The third reason is that R. equi is an acid-fast organism due to presence of mycolic acids in its cell wall. That is why R. equi may be mistaken for other acid-fast pathogens, especially Mycobacterium tuberculosis , , . Nevertheless, unlike M. tuberculosis, R. equi is weakly acid-fast and non-alcohol fast . In this case, acid-fast testing was negative in Ziehl-Neelsen stain and positive in modified Kinyoun stain. This illustrates the importance of using other modified acid-fast techniques in suspected R. equi infections cases, as Kinyoun staining, to reveal R. equi acid-fastness, because Kinyoun stain is based on an aqueous solution of a weak acid, 1% sulfuric acid, to promote the discoloration , .

Our patient lives in Brazil, a country with a high burden of tuberculosis (TB) where current data estimate an incidence of 42 cases per 100,000 inhabitants, and a HIV infection prevalence in incident TB cases of 13% . Classically, pulmonary TB presents as chronic cavitary disease.
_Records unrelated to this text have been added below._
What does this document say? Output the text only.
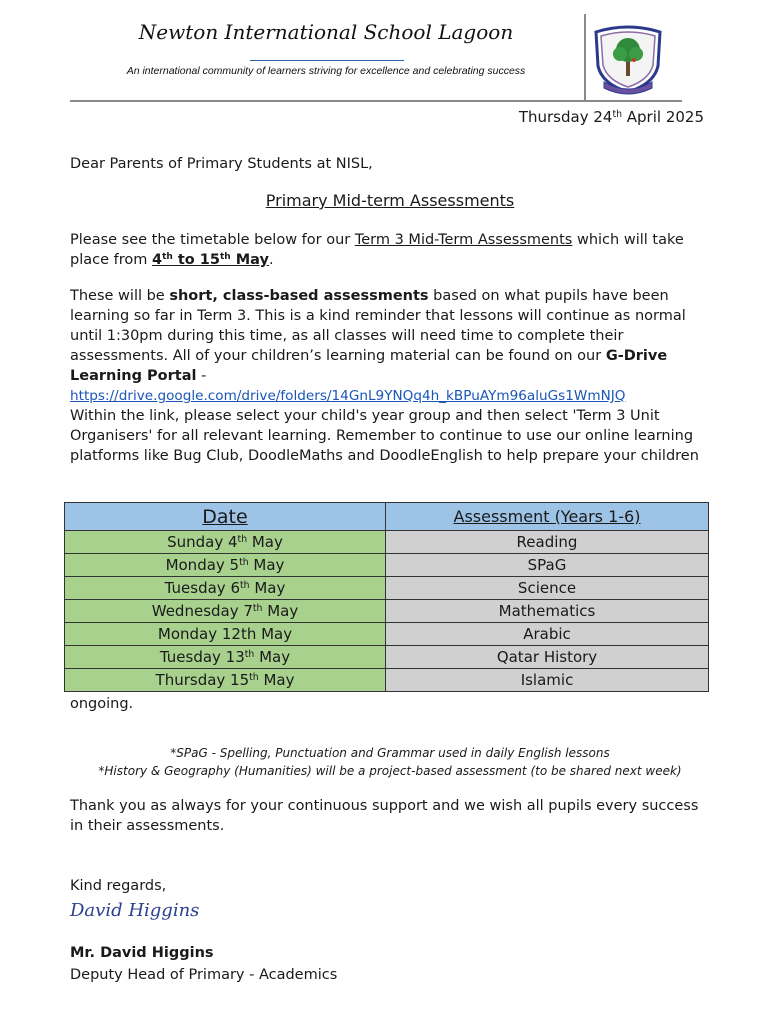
Newton International School Lagoon
An international community of learners striving for excellence and celebrating success
Thursday 24th April 2025
Dear Parents of Primary Students at NISL,
Primary Mid-term Assessments
Please see the timetable below for our Term 3 Mid-Term Assessments which will take place from 4th to 15th May.
These will be short, class-based assessments based on what pupils have been learning so far in Term 3. This is a kind reminder that lessons will continue as normal until 1:30pm during this time, as all classes will need time to complete their assessments. All of your children’s learning material can be found on our G-Drive Learning Portal - https://drive.google.com/drive/folders/14GnL9YNQq4h_kBPuAYm96aluGs1WmNJQ
Within the link, please select your child's year group and then select 'Term 3 Unit Organisers' for all relevant learning. Remember to continue to use our online learning platforms like Bug Club, DoodleMaths and DoodleEnglish to help prepare your children
Date	Assessment (Years 1-6)
Sunday 4th May	Reading
Monday 5th May	SPaG
Tuesday 6th May	Science
Wednesday 7th May	Mathematics
Monday 12th May	Arabic
Tuesday 13th May	Qatar History
Thursday 15th May	Islamic
ongoing.
*SPaG - Spelling, Punctuation and Grammar used in daily English lessons
*History & Geography (Humanities) will be a project-based assessment (to be shared next week)
Thank you as always for your continuous support and we wish all pupils every success in their assessments.
Kind regards,
David Higgins
Mr. David Higgins
Deputy Head of Primary - Academics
It is also known that a positive acid-fast sputum smear often leads to anti-tuberculosis treatment initiation in limited resources settings . However, this is the typical presentation in immunocompetent individuals. In HIV-infected patients with CD4 lymphocyte counts below 200 cels/μL, pulmonary TB usually has no cavitation and a lower frequency of positive sputum smears .

Therefore, on clinical and radiographic grounds, R. equi pulmonary infections can mimicry pulmonary tuberculosis, but should be considered more likely as the cause of cavitary pneumonia in HIV-infected patients with severe immunosuppression than M. tuberculosis mostly when: 1) there is a negative acid-fast sputum smear and only Ziehl-Neelsen staining was used; 2) a modified acid-fast staining shows the presence of acid-fast cocobacillary bacteria; 3) history of contact with farm animals or herbivorous manure or occupational exposure is present.

CONCLUSION

R. equi infection is a rare opportunistic illness in patients with AIDS and usually presents as pulmonary infections. R. equi should be included in the differential diagnosis of chronic cavitary pneumonia in HIV-infected patients with severe immunosuppression, especially in the presence of epidemiological history of contact with farm animals or herbivorous manure. In limited resources settings, when a gram-positive coccobacillus is observed in sputum smears and it is positive in an acid-fast staining, we are presumptively facing a R. equi isolate, taking into account the characteristic clinical-epidemiological context.